Despite his reliance on little more than on a finger in the air extrapolation, “the majority of countries don’t have good enough data”, a Ukrainian representative said, Takahashi continued to fight on like his livelihood depended on it — which, as a paid consultant, it probably does.
He said several groups had tried to estimate the number of deaths and come up with similar figures.
But weren’t those groups, he was asked, also those campaigning for a ban?
He admitted, yes, he was working with activist groups, but, he insisted, experts in the field did the risk assessment, hazard identification and clinical diagnosis – although he didn’t say who. Unbiased researchers like Ken Takahasi no doubt?
“Banning” toolkit
In the meantime, the professor revealed, he’d been working on the grandly entitled “Toolkit for the Elimination of Asbestos and Related Diseases”.
The project was paid for by the UN’s Rotterdam Convention, set up to protect human health from the trade in harmful goods.
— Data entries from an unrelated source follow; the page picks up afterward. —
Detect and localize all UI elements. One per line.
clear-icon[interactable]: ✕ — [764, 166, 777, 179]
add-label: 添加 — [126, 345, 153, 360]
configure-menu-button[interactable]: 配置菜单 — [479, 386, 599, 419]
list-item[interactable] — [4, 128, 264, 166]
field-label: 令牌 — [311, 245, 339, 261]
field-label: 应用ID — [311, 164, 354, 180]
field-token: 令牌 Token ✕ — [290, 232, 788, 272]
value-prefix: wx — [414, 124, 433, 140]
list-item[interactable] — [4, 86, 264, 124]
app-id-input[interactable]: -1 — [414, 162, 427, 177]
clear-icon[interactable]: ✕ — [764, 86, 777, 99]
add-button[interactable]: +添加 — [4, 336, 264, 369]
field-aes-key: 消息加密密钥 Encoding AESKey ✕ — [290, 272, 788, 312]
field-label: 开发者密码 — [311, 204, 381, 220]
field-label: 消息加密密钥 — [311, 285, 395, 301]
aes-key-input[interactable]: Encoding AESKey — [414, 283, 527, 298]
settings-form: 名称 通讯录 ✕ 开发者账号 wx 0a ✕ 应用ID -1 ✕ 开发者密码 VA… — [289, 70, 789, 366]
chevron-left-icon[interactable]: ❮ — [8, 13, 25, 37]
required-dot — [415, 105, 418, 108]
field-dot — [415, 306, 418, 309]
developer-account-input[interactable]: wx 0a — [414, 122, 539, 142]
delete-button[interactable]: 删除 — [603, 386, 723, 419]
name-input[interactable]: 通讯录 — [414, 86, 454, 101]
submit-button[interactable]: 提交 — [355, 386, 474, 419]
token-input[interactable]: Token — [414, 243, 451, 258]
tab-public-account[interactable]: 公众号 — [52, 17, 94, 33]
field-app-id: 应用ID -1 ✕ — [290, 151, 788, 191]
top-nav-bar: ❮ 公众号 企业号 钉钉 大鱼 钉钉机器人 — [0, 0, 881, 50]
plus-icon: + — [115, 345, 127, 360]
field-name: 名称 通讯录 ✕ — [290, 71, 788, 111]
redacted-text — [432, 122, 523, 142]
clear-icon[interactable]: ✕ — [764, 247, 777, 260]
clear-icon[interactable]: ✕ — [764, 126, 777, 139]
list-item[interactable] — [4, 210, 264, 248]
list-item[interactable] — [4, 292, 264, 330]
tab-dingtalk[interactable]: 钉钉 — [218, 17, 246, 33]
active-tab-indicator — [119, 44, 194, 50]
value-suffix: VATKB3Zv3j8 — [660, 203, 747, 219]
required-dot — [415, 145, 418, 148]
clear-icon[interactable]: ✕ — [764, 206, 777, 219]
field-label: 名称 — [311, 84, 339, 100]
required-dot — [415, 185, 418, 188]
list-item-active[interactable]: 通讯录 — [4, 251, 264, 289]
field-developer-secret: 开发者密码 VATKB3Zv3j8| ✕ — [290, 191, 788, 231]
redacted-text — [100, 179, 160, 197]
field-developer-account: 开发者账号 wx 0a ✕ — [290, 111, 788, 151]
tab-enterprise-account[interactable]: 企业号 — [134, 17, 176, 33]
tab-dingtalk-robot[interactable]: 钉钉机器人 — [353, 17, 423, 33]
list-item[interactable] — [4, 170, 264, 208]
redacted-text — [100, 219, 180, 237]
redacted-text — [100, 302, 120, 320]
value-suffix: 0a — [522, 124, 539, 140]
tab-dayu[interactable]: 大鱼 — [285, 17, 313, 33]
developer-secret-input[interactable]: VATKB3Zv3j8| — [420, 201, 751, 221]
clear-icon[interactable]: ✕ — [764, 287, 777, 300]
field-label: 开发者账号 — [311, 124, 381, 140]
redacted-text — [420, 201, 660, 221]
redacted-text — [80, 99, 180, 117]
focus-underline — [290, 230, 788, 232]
How much they – and therefore international taxpayers – paid him for it, he didn’t say.
It was, he said, aimed at a target audience in developing countries in Asia and highlighted ways to prevent exposure. It was, he admitted, basically a compilation of scientific papers.
He said his toolkit concluded that the best way to prevent asbestos exposure was to stop using asbestos.
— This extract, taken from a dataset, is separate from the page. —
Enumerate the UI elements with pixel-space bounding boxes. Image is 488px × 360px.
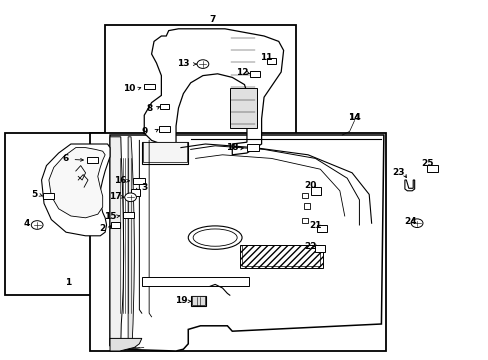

A Thai representative asked, “so it is a toolkit on banning?” and then questioned whether it might not have been better to provide tools to analyse the numbers Takahashi claimed were dying from exposure.
The Thai government, he said, had asked its health minister to search for cases of mesothelioma, the asbestos-linked lung disease, and found only 12 cases in the whole of Thailand and only one connected to an asbestos factory.
“You can’t look at isolated reports”, Takahashi insisted.
Takahashi: I’m not corrupt
Takahashi’s independence was repeatedly called into question. Wasn’t he, it was claimed, a member of G-BAN, an international organisation campaigning for a ban on all asbestos.
G-BAN was set up by Linda Reinstein, who runs the US-based Asbestos Disease Awareness Organization (ADAO), and receives thousands of dollars in funding from American lawyers bringing multi-million dollar damages claims against asbestos manufacturers.
Takahashi demanded the right to defend himself. He said G-BAN was an NGO established by (Reinstein) an American widow of an asbestos victim. He agreed he was an original member of the group and had been invited to join but insisted he received no money from them.
He dismissed claims of a conflict of interest or corruption. He said he received no payment, other than as a researcher, and then this money came from government sources.
He acknowledged he had attended one of G-BAN’s international conferences and submitted a couple of articles to its website, but added, that he was a member of other NGOs and had every right to do so.
The Technical Workshop on Chrysotile Asbestos was being organised by the Rotterdam Convention Secretariat for countries, which produce, export and consume chrysotile asbestos.
Despite the brow beating approach of the WHO anti-asbestos campaigners appeared upset that their opponents got to discuss the issue without them.
Campaigner Laurie Kazan-Allen, whose wealthy US lawyer brother has made millions suing asbestos manufacturers, dismissed the meeting as “yet another talking shop” and attacked the European Union for funding it.